REDOX TRACE ELEMENT AND ORGANIC CARBON GEOCHEMISTRY OF THE NEOARCHEAN CAMPBELLRAND CARBONATE PLATFORM (TRANSVAAL SUPERGROUP, SOUTH AFRICA)

Drill cores through the Campbellrand-Malmani carbonate platform (~2.64 to 2.50 Ga, Transvaal Supergroup) provide a platform-to-basin transect to study dynamics of redox-sensitive trace elements, organic matter and organic carbon isotopes before the early Paleoproterozoic increase of atmospheric oxygen levels. Cores represent proximal slope and distal slope/basin environments. The cored sedimentary succession records flooding of the Kaapvaal Craton, establishment and aggradation of an extensive carbonate platform, and platform drowning, followed by deposition of shales, iron formation and chert across former platform environments.

Redox-sensitive trace element concentrations are correlated with concentrations of detrital elements Al and Th. This indicates that detrital input, rather than redox processes, dominated the trace element budget in the studied section. Elements Fe and Mn were effectively separated during deposition and/or diagenesis by incorporation into pyrite, siderite and carbonate, respectively.

Carbonates have organic carbon contents of ≤ 2 wt.% TOC, whereas up to 7 wt.% TOC were observed in shale lithologies.

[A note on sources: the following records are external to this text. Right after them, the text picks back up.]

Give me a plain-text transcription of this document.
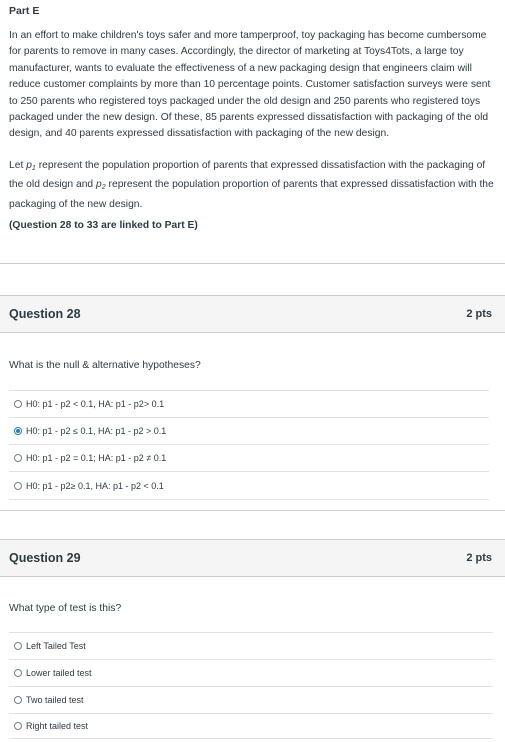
Part E

In an effort to make children's toys safer and more tamperproof, toy packaging has become cumbersome for parents to remove in many cases. Accordingly, the director of marketing at Toys4Tots, a large toy manufacturer, wants to evaluate the effectiveness of a new packaging design that engineers claim will reduce customer complaints by more than 10 percentage points. Customer satisfaction surveys were sent to 250 parents who registered toys packaged under the old design and 250 parents who registered toys packaged under the new design. Of these, 85 parents expressed dissatisfaction with packaging of the old design, and 40 parents expressed dissatisfaction with packaging of the new design.

Let $p_1$ represent the population proportion of parents that expressed dissatisfaction with the packaging of the old design and $p_2$ represent the population proportion of parents that expressed dissatisfaction with the packaging of the new design.

(Question 28 to 33 are linked to Part E)

Question 28	2 pts

What is the null & alternative hypotheses?

H0: p1 - p2 < 0.1, HA: p1 - p2> 0.1
H0: p1 - p2 ≤ 0.1, HA: p1 - p2 > 0.1
H0: p1 - p2 = 0.1; HA: p1 - p2 ≠ 0.1
H0: p1 - p2≥ 0.1, HA: p1 - p2 < 0.1
Question 29	2 pts

What type of test is this?

Left Tailed Test
Lower tailed test
Two tailed test
Right tailed test
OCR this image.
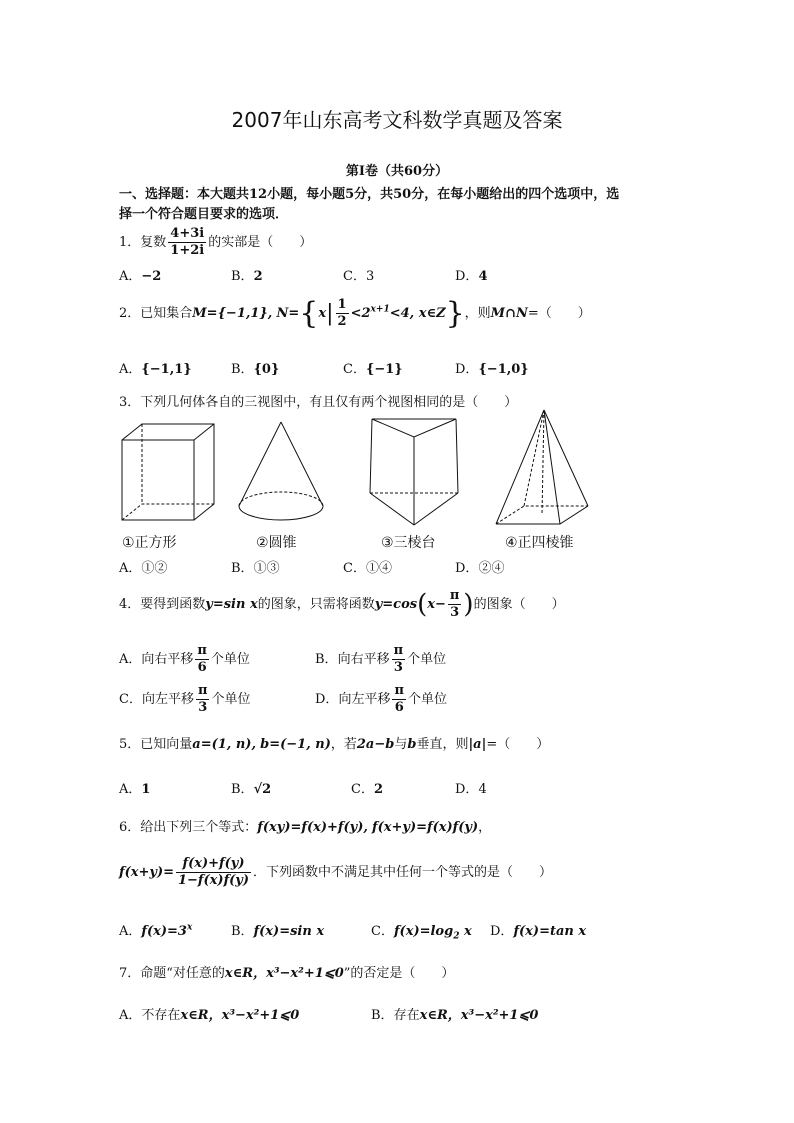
2007年山东高考文科数学真题及答案
第Ⅰ卷（共60分）
一、选择题：本大题共12小题，每小题5分，共50分，在每小题给出的四个选项中，选
择一个符合题目要求的选项．
1．复数 $\frac{4+3i}{1+2i}$ 的实部是（　　）
A．−2	B．2	C．3	D．4
2．已知集合M={−1,1}, $N=\{x| \frac{1}{2} <2^{x+1}<4$, x∈Z}，则M∩N=（　　）
A．{−1,1}	B．{0}	C．{−1}	D．{−1,0}
3．下列几何体各自的三视图中，有且仅有两个视图相同的是（　　）
①正方形	②圆锥	③三棱台	④正四棱锥
A．①②	B．①③	C．①④	D．②④
4．要得到函数y=sin x的图象，只需将函数$y=\cos(x- \frac{\pi}{3}$ )的图象（　　）
A．向右平移 $\frac{\pi}{6}$ 个单位	B．向右平移 $\frac{\pi}{3}$ 个单位
C．向左平移 $\frac{\pi}{3}$ 个单位	D．向左平移 $\frac{\pi}{6}$ 个单位
5．已知向量a=(1, n), b=(−1, n)，若2a−b与b垂直，则|a|=（　　）
A．1	B．√2	C．2	D．4
6．给出下列三个等式：f(xy)=f(x)+f(y), f(x+y)=f(x)f(y)，
$f(x+y)= \frac{f(x)+f(y)}{1-f(x)f(y)}$ ．下列函数中不满足其中任何一个等式的是（　　）
A．$f(x)=3^x$	B．f(x)=sin x	C．$f(x)=\log_2$ x D．f(x)=tan x
7．命题“对任意的x∈R，x³−x²+1⩽0”的否定是（　　）
A．不存在x∈R，x³−x²+1⩽0	B．存在x∈R，x³−x²+1⩽0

Organic carbon is broadly correlated with total sulfur concentrations, indicating coupled C and S cycles.

Significant spread and little systematic stratigraphic variation characterize δ¹³C_org and the isotopic difference between organic and carbonate carbon (ε), which could reflect some thermal overprint. However, δ¹³C_org values between -29 ‰ (PDB) and -44 ‰ (PDB) are considered to be close to the original signature. The isotopic difference ε varies between -28 ‰ (PDB) and -36 ‰ (PDB). These results are consistent with several mechanisms of C fixation. The more ¹³C-enriched values likely reflect photoautotrophic C fixation as the main process of primary productivity, whereas very depleted values suggest a contribution from bacterial biomass and reworking of organic matter under anoxic conditions.